Out of the twenty-seven heads to which they reduced their statement of existing abuses, one only concerns our present subject. The whole report was indeed of great importance, and furnished the basis on which were framed many of the decrees of discipline subsequently promulgated by the Fathers of Trent. But it is the sixteenth article alone which touches on the subject of university education, which we will here reproduce as containing both a brief summary and a sufficient justification of much that has been put forward in the foregoing pages. After noticing the reforms urgently called for in the collation to ecclesiastical benefices, the Congregation of prelates proceed as follows:—

“It is a great and pernicious abuse that in the public schools, especially of Italy, many philosophers teach impiety. Even in the churches most impious disputations are held, and if some are of a pious nature, yet in them sacred things are treated before the people in a most irreverent manner. We think, therefore, that it should be pointed out to the bishops, in those places where public schools exist, that they admonish those who deliver lectures not to teach impiety to the young, but to manifest to them the weakness of natural reason in questions appertaining to God, to the recent origin or eternity of the world, and the like, and that they rather lead them to piety. Also, that they permit not public disputations to be held on questions of this nature, nor even on theological subjects, which certainly in this way lose much in vulgar esteem; but let disputations be held in private on these matters, and let the public disputations be on other questions of physics. And the same thing ought to be enjoined on all other bishops, specially of great cities where disputations of this sort are wont to be held. And the same care should be employed about the printing of books, and all princes should be written to, warning them not to allow books of all sorts to be printed everywhere in their dominions. And the care of the matter should be committed to the ordinaries. And whereas it is now customary to read to boys in the schools the ‘Colloquies’ of Erasmus,[356] in which there are many things which instil impiety into inexperienced minds, the reading of this book, and of others of a similar character, ought to be prohibited.”[357]
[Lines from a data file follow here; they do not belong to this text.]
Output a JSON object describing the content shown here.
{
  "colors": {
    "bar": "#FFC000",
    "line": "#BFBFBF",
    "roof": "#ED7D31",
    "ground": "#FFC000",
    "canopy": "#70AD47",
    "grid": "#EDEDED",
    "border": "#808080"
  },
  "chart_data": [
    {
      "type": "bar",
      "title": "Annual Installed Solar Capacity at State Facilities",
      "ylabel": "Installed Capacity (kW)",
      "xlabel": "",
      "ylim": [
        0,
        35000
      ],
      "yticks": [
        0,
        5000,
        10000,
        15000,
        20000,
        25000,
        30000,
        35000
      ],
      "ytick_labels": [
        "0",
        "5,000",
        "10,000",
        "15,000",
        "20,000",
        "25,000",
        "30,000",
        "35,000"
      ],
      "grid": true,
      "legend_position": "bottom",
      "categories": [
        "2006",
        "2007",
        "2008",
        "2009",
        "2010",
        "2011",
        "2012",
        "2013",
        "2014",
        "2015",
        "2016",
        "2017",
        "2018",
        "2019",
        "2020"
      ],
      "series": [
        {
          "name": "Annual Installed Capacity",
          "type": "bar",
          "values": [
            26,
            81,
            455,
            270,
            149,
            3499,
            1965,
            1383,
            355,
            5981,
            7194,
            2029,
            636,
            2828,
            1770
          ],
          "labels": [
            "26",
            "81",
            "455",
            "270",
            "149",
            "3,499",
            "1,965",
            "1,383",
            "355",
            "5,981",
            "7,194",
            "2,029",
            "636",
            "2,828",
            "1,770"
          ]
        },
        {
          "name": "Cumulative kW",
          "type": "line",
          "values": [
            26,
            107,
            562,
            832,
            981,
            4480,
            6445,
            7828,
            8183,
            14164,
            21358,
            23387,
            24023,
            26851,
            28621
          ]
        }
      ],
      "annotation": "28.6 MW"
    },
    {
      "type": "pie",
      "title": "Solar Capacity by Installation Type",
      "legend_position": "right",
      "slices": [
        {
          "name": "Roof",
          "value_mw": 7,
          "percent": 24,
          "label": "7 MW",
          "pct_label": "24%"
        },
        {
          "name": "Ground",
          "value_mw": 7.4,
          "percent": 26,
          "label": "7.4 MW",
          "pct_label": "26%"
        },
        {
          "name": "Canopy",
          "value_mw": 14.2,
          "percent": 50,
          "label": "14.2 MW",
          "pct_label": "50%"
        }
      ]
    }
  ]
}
This certainly is a most remarkable document. It proceeded not from a body of “Scotists” and “barbarians,” but from elegant Humanists, all of them university scholars, whilst some, like Aleander, had themselves occupied Professors’ chairs. It will be observed that the evils which they point out in the existing system of education, and which they indicate as lying at the root of so many prevailing corruptions, are precisely those the growth of which we have been watching from the time when the universities replaced the episcopal and monastic schools. The whole weakness of the Professorial system is here laid bare; its incitements to vanity, its tendency to substitute novelties that tickle the ears of a mixed audience for the teaching of solid truth; the system which had Berengarius and Abelard for its fittest representatives; which had already produced a goodly crop of heretics and false teachers, and which, while it extinguished the old ecclesiastical seminaries, supplied in place of them, nothing better for the training of the Christian priesthood, than universities which, in Italy, at least, had grown to be little else than academies of heathen philosophy. Such a grave and deliberate declaration, and from such authority, requires no commentary; it was a candid avowal from the choicest intellects of Christendom, that three centuries before, a false step had been taken; and a plain and solemn warning that if the evil results of that step were now to be remedied, it could only be by returning to the ancient paths.